Да здравствует всё то, что – завтра,

что обжигающе внезапно

и ново, как рожденье дня!

Я знаю: словно пули в дуле,

вы и во мне гнездитесь, дубли

меня –

талантливей меня!

«Женщина в мире – шлюпочка в море…»

Женщина в мире – шлюпочка в море…

Руки на весла брошены… Но –

кто он? Не знаю: мой ли, не мой ли?

Вижу начало. Дальше – темно.


Вижу начало. Жажду. Желаю.

Верю туманной дали морской.

Разве на свете раньше жила я?

Разве была я раньше такой?


Что – моя сила? Что – мое право?

Силу и право не окрыля,

белый кораблик, как же ты плавал?

Сам себе – парус, сам у руля…


Небо в огромных радостных звездах.

Та вот спорхнула прямо со лба.

Шлюпочка в море… Руки на веслах.

Сколько ни будет – это судьба.


Шлюпочка в море. Руки на веслах.

Ветер счастливый весело пьян.

Воздух любви, хрустальнейший воздух!

Вижу начало… Дальше – туман.

Любовь

Лоле Звонарёвой

Шагает по земле неброско,

но,

пусть – ни выправки, ни роста,

и глаз – невинно-голубой,

любовь есть ринг,

почище бокса,

страшней,

чем рукопашный бой.


Мы синяки свои залечим.

Мир, слава Богу, переменчив.

И руки больше не в крови…

Всё безопасней, проще, легче.

И есть покой.

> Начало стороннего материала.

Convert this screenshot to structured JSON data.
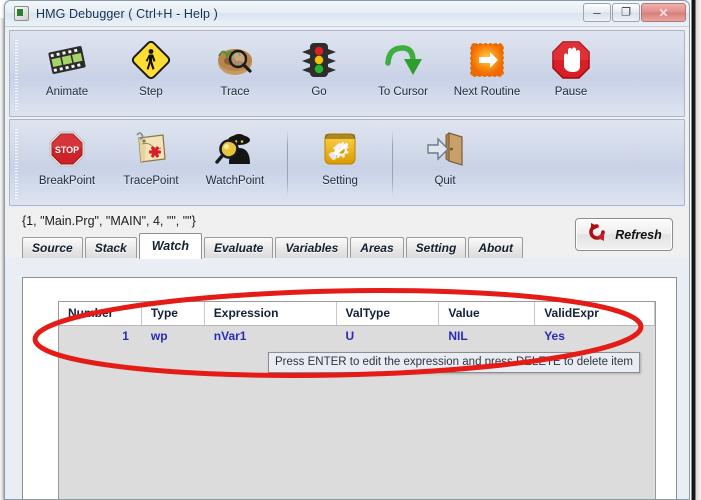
{
  "window": {
    "title": "HMG Debugger  ( Ctrl+H - Help )",
    "app_icon": "app-window-icon",
    "controls": {
      "minimize": "–",
      "maximize": "❐",
      "close": "✕"
    }
  },
  "toolbar_rows": [
    {
      "items": [
        {
          "label": "Animate",
          "icon": "film-strip-icon"
        },
        {
          "label": "Step",
          "icon": "pedestrian-crossing-sign-icon"
        },
        {
          "label": "Trace",
          "icon": "footprints-magnifier-icon"
        },
        {
          "label": "Go",
          "icon": "traffic-light-icon"
        },
        {
          "label": "To Cursor",
          "icon": "green-curved-arrow-icon"
        },
        {
          "label": "Next Routine",
          "icon": "orange-arrow-square-icon"
        },
        {
          "label": "Pause",
          "icon": "red-stop-hand-icon"
        }
      ]
    },
    {
      "items": [
        {
          "label": "BreakPoint",
          "icon": "stop-sign-icon"
        },
        {
          "label": "TracePoint",
          "icon": "map-asterisk-icon"
        },
        {
          "label": "WatchPoint",
          "icon": "spy-magnifier-icon"
        },
        {
          "label": "Setting",
          "icon": "gear-hammer-icon"
        },
        {
          "label": "Quit",
          "icon": "exit-door-icon"
        }
      ]
    }
  ],
  "status_line": "{1, \"Main.Prg\", \"MAIN\", 4, \"\", \"\"}",
  "tabs": [
    {
      "label": "Source",
      "active": false
    },
    {
      "label": "Stack",
      "active": false
    },
    {
      "label": "Watch",
      "active": true
    },
    {
      "label": "Evaluate",
      "active": false
    },
    {
      "label": "Variables",
      "active": false
    },
    {
      "label": "Areas",
      "active": false
    },
    {
      "label": "Setting",
      "active": false
    },
    {
      "label": "About",
      "active": false
    }
  ],
  "refresh": {
    "label": "Refresh",
    "icon": "refresh-circular-arrow-icon"
  },
  "watch_grid": {
    "columns": [
      "Number",
      "Type",
      "Expression",
      "ValType",
      "Value",
      "ValidExpr"
    ],
    "rows": [
      {
        "Number": "1",
        "Type": "wp",
        "Expression": "nVar1",
        "ValType": "U",
        "Value": "NIL",
        "ValidExpr": "Yes"
      }
    ]
  },
  "tooltip": {
    "text": "Press ENTER to edit the expression and press DELETE to delete item"
  },
  "annotation": {
    "shape": "ellipse",
    "color": "#e41b17"
  },
  "colors": {
    "title_text": "#11304e",
    "toolbar_bg": "#ced6e8",
    "grid_value_text": "#2a2ab8",
    "annotation_red": "#e41b17",
    "close_button": "#d57f79"
  }
}
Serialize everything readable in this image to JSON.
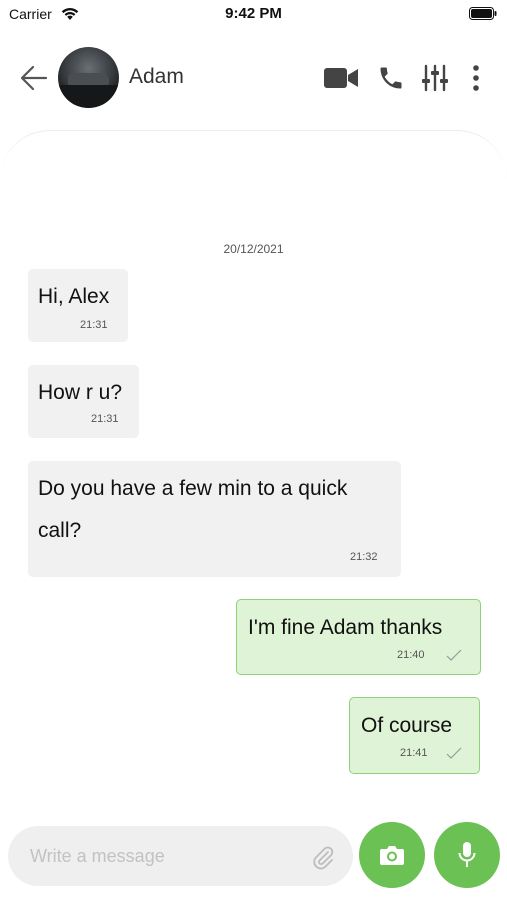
{
  "status_bar": {
    "carrier": "Carrier",
    "time": "9:42 PM"
  },
  "header": {
    "contact_name": "Adam",
    "icons": [
      "back-arrow-icon",
      "video-call-icon",
      "phone-icon",
      "sliders-icon",
      "more-vertical-icon"
    ]
  },
  "chat": {
    "date": "20/12/2021",
    "messages": [
      {
        "direction": "incoming",
        "text": "Hi, Alex",
        "time": "21:31"
      },
      {
        "direction": "incoming",
        "text": "How r u?",
        "time": "21:31"
      },
      {
        "direction": "incoming",
        "text_line1": "Do you have a few min to a quick",
        "text_line2": "call?",
        "time": "21:32"
      },
      {
        "direction": "outgoing",
        "text": "I'm fine Adam thanks",
        "time": "21:40",
        "status": "sent"
      },
      {
        "direction": "outgoing",
        "text": "Of course",
        "time": "21:41",
        "status": "sent"
      }
    ]
  },
  "composer": {
    "placeholder": "Write a message",
    "value": ""
  },
  "colors": {
    "accent": "#6cc155",
    "outgoing_bubble": "#dff3d6",
    "outgoing_border": "#8fd27a",
    "incoming_bubble": "#f1f1f1"
  }
}
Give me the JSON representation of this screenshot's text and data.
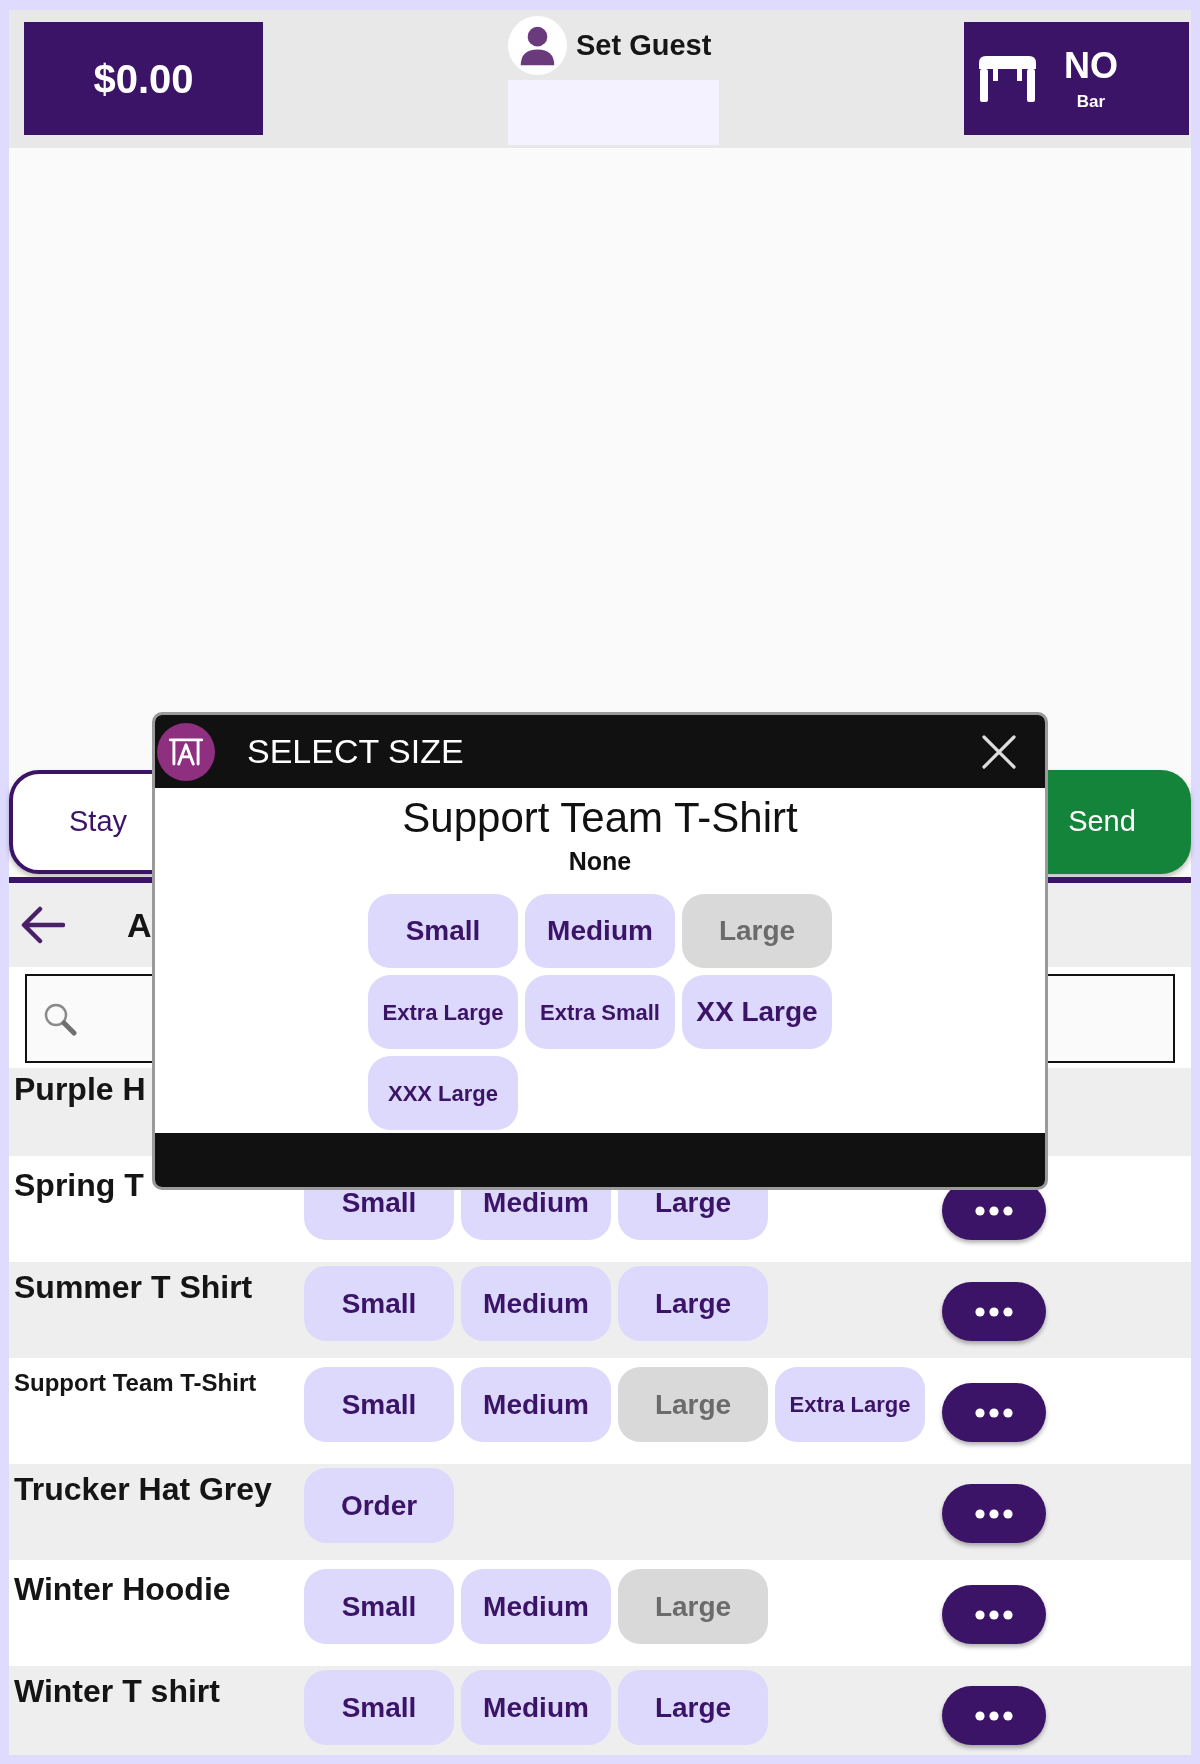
{
  "top_bar": {
    "total": "$0.00",
    "guest_label": "Set Guest",
    "table": {
      "status": "NO",
      "area": "Bar"
    }
  },
  "actions": [
    {
      "kind": "outline",
      "label": "Stay"
    },
    {
      "kind": "primary",
      "label": "Send"
    }
  ],
  "list": {
    "title": "A",
    "items": [
      {
        "name": "Purple H",
        "menu_button": false
      },
      {
        "name": "Spring T",
        "options": [
          {
            "label": "Small",
            "disabled": false
          },
          {
            "label": "Medium",
            "disabled": false
          },
          {
            "label": "Large",
            "disabled": false
          }
        ],
        "menu_button": true
      },
      {
        "name": "Summer T Shirt",
        "options": [
          {
            "label": "Small",
            "disabled": false
          },
          {
            "label": "Medium",
            "disabled": false
          },
          {
            "label": "Large",
            "disabled": false
          }
        ],
        "menu_button": true
      },
      {
        "name": "Support Team T-Shirt",
        "options": [
          {
            "label": "Small",
            "disabled": false
          },
          {
            "label": "Medium",
            "disabled": false
          },
          {
            "label": "Large",
            "disabled": true
          },
          {
            "label": "Extra Large",
            "disabled": false
          }
        ],
        "menu_button": true
      },
      {
        "name": "Trucker Hat Grey",
        "options": [
          {
            "label": "Order",
            "disabled": false
          }
        ],
        "menu_button": true
      },
      {
        "name": "Winter Hoodie",
        "options": [
          {
            "label": "Small",
            "disabled": false
          },
          {
            "label": "Medium",
            "disabled": false
          },
          {
            "label": "Large",
            "disabled": true
          }
        ],
        "menu_button": true
      },
      {
        "name": "Winter T shirt",
        "options": [
          {
            "label": "Small",
            "disabled": false
          },
          {
            "label": "Medium",
            "disabled": false
          },
          {
            "label": "Large",
            "disabled": false
          }
        ],
        "menu_button": true
      }
    ]
  },
  "dialog": {
    "title": "SELECT SIZE",
    "product": "Support Team T-Shirt",
    "selection": "None",
    "options": [
      {
        "label": "Small",
        "disabled": false
      },
      {
        "label": "Medium",
        "disabled": false
      },
      {
        "label": "Large",
        "disabled": true
      },
      {
        "label": "Extra Large",
        "disabled": false
      },
      {
        "label": "Extra Small",
        "disabled": false
      },
      {
        "label": "XX Large",
        "disabled": false
      },
      {
        "label": "XXX Large",
        "disabled": false
      }
    ]
  }
}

И нет любви.

«Был день прозрачен и просторен…»

Был день прозрачен и просторен,

и окроплен пыльцой зари,

как дом, что из стекла построен,

с металлом синим изнутри.


Велик был неправдоподобно,

всем славен и ничем не плох!

Все проживалось в нем подробно:

и каждый шаг, и каждый вздох.


Блестели облака, как блюдца,

ласкало солнце и в тени,

и я жила – как слезы льются,

когда от радости они.


Красноречивая, немая,

земля была моя, моя!

И, ничего не понимая,

«за что?» – все спрашивала я.


За что такое настроенье,

за что минуты так легли –

невероятность наслоенья

надежд, отваги и любви?

За что мне взгляд, что так коричнев

и зелен, как лесной ручей,

за что мне никаких количеств,

а только качество речей?


Всей неуверенностью женской

я вопрошала свет и тень:

каким трудом, какою жертвой

я заслужила этот день?


Спасибо всем минутам боли,

преодоленным вдалеке,

за это чудо голубое,

за это солнце на щеке,

за то, что горечью вчерашней

распорядилась, как хочу,

и что потом еще бесстрашней

за каждый праздник заплачу.

«Взмолилась о последнем поцелуе…»

Взмолилась о последнем поцелуе.

Будь милосердным!

Это оценю я.

Всей жизнью, всей собою…

Он – спасенье!

Покой на обретенном берегу.

…Но нет, не нужен он. Себе я лгу.

Я не могу молиться

о последнем!..

«На того, на этого смотрю…»

На того, на этого смотрю,

трачу там, где трата – как растрата,

что-то говорю или дарю

и иду, когда зовут, куда-то…


Заглушаю гулкий звон в крови.

Причащаюсь снегу, свету, веку…

Защищаюсь от большой любви

к очень небольшому человеку.

«Пора уже другом внимательным быть…»

Оле Савельевой

Пора уже другом внимательным быть

и то, что имеем, всецело любить,

презрев вариант идеальный.

Очнись! И обманутым не окажись.

В запале еще, но окончится жизнь,

как будто сезон театральный.


В ней было немало прекрасных минут,

которые много еще нам вернут,

но больше – сомнений и боли.

Перейти на страницу:

Похожие книги

Полтава
Полтава

Это был бой, от которого зависело будущее нашего государства. Две славные армии сошлись в смертельной схватке, и гордо взвился над залитым кровью полем российский штандарт, знаменуя победу русского оружия. Это была ПОЛТАВА.Роман Станислава Венгловского посвящён событиям русско-шведской войны, увенчанной победой русского оружия мод Полтавой, где была разбита мощная армия прославленного шведского полководца — короля Карла XII. Яркая и выпуклая обрисовка характеров главных (Петра I, Мазепы, Карла XII) и второстепенных героев, малоизвестные исторические сведения и тщательно разработанная повествовательная интрига делают ромам не только содержательным, но и крайне увлекательным чтением.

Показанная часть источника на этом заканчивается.